A Question About Having Babies

A reader writes:

I was wondering if you could help me with a question posed by a friend of mine.  He believes in a sort of utilitarian worldview--now he doesn't practice this, because he finds it rather impractical, but I think it's unhealthy and would like to be able to argue coherently why.  For one thing, he believes that if a person has a genetic condition such as down syndrome or clinical depression, he should not have children so as not to risk inflicting the misery caused by this disease on another human being.  This worldview feels very wrong to me, but I can't quite pin down why, except that life is a blessing and that this view of things seems rather akin to Nazi philosophy.  He doesn't believe that the government should prevent people with genetic conditions that make them miserable from procreating, but as he himself  has one of these conditions, he believes that it is his moral duty to avoid risking inflicting suffering on any offspring, by not having children at all.  He is an agnostic, but a very intellectual and thinking one; he believes that it is nearly certain that God exists.  How should I approach this topic when he brings this up in conversation?  

I like the paradox of the utilitarian worldview being impractical for your friend.  It's a good sign.  It means he favors common sense over ideology, which is very healthy.  Your friend is right, the problem with utilitarianism is that it's not useful.  It takes a second thing (usefulness) and puts it first.  The real trick is to ask what is to used and what is not to be used.  People, for instance, are entirely exempt from utilitarian calculations because people are not to be used but loved.  People are not means to ends.  They are, says the faith, the only thing God wills for their own sake.  Things are to be used and persons are to be loved.  Start loving things and using persons and you have fallen into the root of all sin.
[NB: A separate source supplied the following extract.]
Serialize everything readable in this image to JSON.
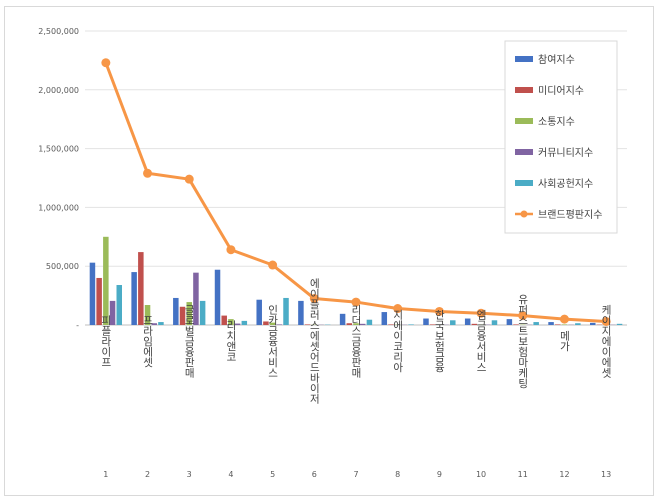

That bears on the question of child-bearing because it bears on the question of what is more important: the person of the child or the thing called suffering.  If you elevate the purpose of life to "avoid suffering" then you needn't confine your fears to some chromosomal aberration. The fact is, the most beautiful, healthy, intelligent perfect child is no more going to be able to avoid suffering than a baby with clinical depression or Down's.  To make avoidance of suffering the criterion for child-bearing is to effectively decree the extinction of humanity.

What is needed here is not really a syllogism, it seems to me, but an exhortation to courage. Your friend's child will most certainly suffer--if not with clinical depression then with something else.  But to be denied a shot at existence on the basis of that?  Heck!  I've suffered terribly at times.  So have you.  So has your friend.  And that includes not merely temporary pains but lifelong struggles, failures, debilitating psychological blows and a line drive to the groin when I was in sixth grade that I will never forget.

I would not, for all that, trade these pains for non-existence.  Nor would you.  Nor would your friend.  What he needs to do is to have the same courage for his child as he has for himself. That's what I would say in your shoes.  Your mileage may vary since you know him better.

Two seemingly irrelevant suggested readings: Manalive and St. Francis of Assisi, both by G.K. Chesterton.  What is needed here is a stronger sense of life as a gift to be received with gusto and gratitude instead of a minefield to be avoided as a source of pain.  When that sense of gratitude is healed, I suspect the timidity and fear will go too.  He needs courage and encouragement more than anything, it sounds to me.  He doesn't sound like a bad bloke.  Just somebody who needs to really know the good news that Hope is real in Christ Jesus.